That’s Not Her Father

Credit where it’s due, Oklahoma has joined Missouri as the lone red states drawing a hard line against child marriage. Meaning you have to be 18 to get married, no exceptions.

Was there objection? Yes. Oklahoma’s senate passed the measure unanimously, but the House passed it by only 51-36.

Did 100% of the opposition come from Republicans? Also yes.

But the Republican governor signed it into law, right? Um, no. Governor Stitt “declined to take a position on the measure.” Charming. I thought a governor had to sign a bill into law in all states, but apparently, at least in Oklahoma a law can still take effect if the governor merely wusses out.

I mentioned Missouri. Just last year, it became the first red state to remove all the parental or emancipation excuses and exceptions from an 18-year minimum. I suspect accumulated shame had a little to do with it. Check out this excerpt from a Kansas City Star report published over 2018-2019:

Missouri is a destination wedding spot — for 15-year-old brides
“A review of some 50,000 marriage licenses shows how Missouri’s lax law has for years turned the state into a destination wedding spot for 15-year-old child brides, often rushing to get married,” the Star reported. “Some traveled up to 1,800 miles to Missouri, from as far off as Oregon, Idaho, Utah, Florida.”

Numbers-wise, this is not a trivial matter. Unicef reports that more than 200,000 minors were married in the U.S. in 2000-2015. When I was growing up, Unicef was the organization that made the little boxes we’d put coins into in Sunday School, to help disadvantaged children overseas. Now they’re having to spend resources updating on the fight against American men marrying little girls. It’s humiliating.

Party Lines
Blue states don’t get out of this with clean hands. It’s also humiliating to know that until 2018, no state had a no-exceptions 18-year-old law. Delaware became the first that year.

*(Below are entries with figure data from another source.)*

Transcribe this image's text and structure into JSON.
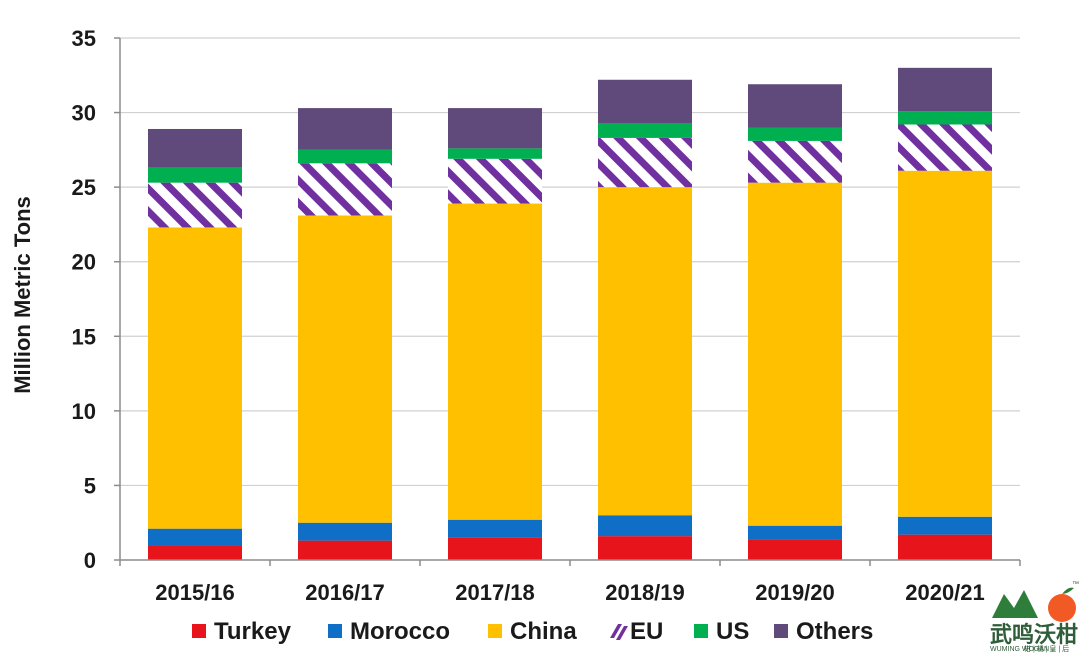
{
  "chart_data": {
    "type": "bar",
    "stacked": true,
    "categories": [
      "2015/16",
      "2016/17",
      "2017/18",
      "2018/19",
      "2019/20",
      "2020/21"
    ],
    "series": [
      {
        "name": "Turkey",
        "color": "#e8141c",
        "values": [
          1.0,
          1.3,
          1.5,
          1.6,
          1.4,
          1.7
        ]
      },
      {
        "name": "Morocco",
        "color": "#0f6fc6",
        "values": [
          1.1,
          1.2,
          1.2,
          1.4,
          0.9,
          1.2
        ]
      },
      {
        "name": "China",
        "color": "#ffc000",
        "values": [
          20.2,
          20.6,
          21.2,
          22.0,
          23.0,
          23.2
        ]
      },
      {
        "name": "EU",
        "color": "#7030a0",
        "pattern": "hatched",
        "values": [
          3.0,
          3.5,
          3.0,
          3.3,
          2.8,
          3.1
        ]
      },
      {
        "name": "US",
        "color": "#00b050",
        "values": [
          1.0,
          0.9,
          0.7,
          1.0,
          0.9,
          0.9
        ]
      },
      {
        "name": "Others",
        "color": "#604a7b",
        "values": [
          2.6,
          2.8,
          2.7,
          2.9,
          2.9,
          2.9
        ]
      }
    ],
    "ylabel": "Million Metric Tons",
    "xlabel": "",
    "ylim": [
      0,
      35
    ],
    "yticks": [
      0,
      5,
      10,
      15,
      20,
      25,
      30,
      35
    ],
    "grid": true,
    "legend_position": "bottom"
  },
  "logo": {
    "text": "武鸣沃柑",
    "subtitle": "WUMING WOGAN",
    "tagline": "柑 | 橘 | 皇 | 后",
    "tm": "™"
  }
}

That opened the flood gates in blue states, and now 15 have the same requirement. Nine states and the District of Columbia have cleared this bar just since 2023.

I wish this weren’t a partisan issue, but this map tells a lot of the story. The purple states have passed ironclad 18-year-old minimums. Blue is 17, green is 16, yellow is 15, red is no absolute minimum (thanks to exceptions). Yes, California needs to get with the program.

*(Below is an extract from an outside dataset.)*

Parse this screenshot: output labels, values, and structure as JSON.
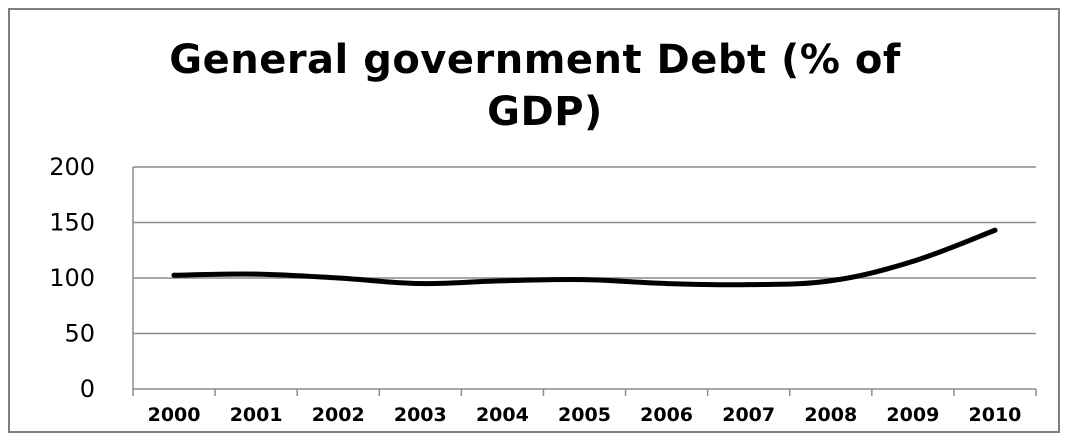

It would take too long to discuss the years and years of right-wing opposition to eliminating child marriage in various state legislatures. Maybe a more consise way to look at the problem is to forget the laws and look at ongoing behavior: the actual child marriage rates.

Unchained At Last researched the busiest child-marrying states over the first 20 years of this century:

  1. Nevada
  2. Idaho
  3. Utah
  4. Kentucky
  5. Wyoming
  6. West Virginia
  7. Alabama
  8. Mississippi
  9. Tennessee
  10. Texas

In electoral college terms, that represents a 97-0 Republican shutout.

There’s no polite way to wrap this up. Let’s hope Oklahoma will shift the momentum in other red states. However, up to this point in our history, it’s fair to say that right-wing political leadership may frequently oppose child trafficking, but they’re pretty cool with the idea of picking just one and settling down.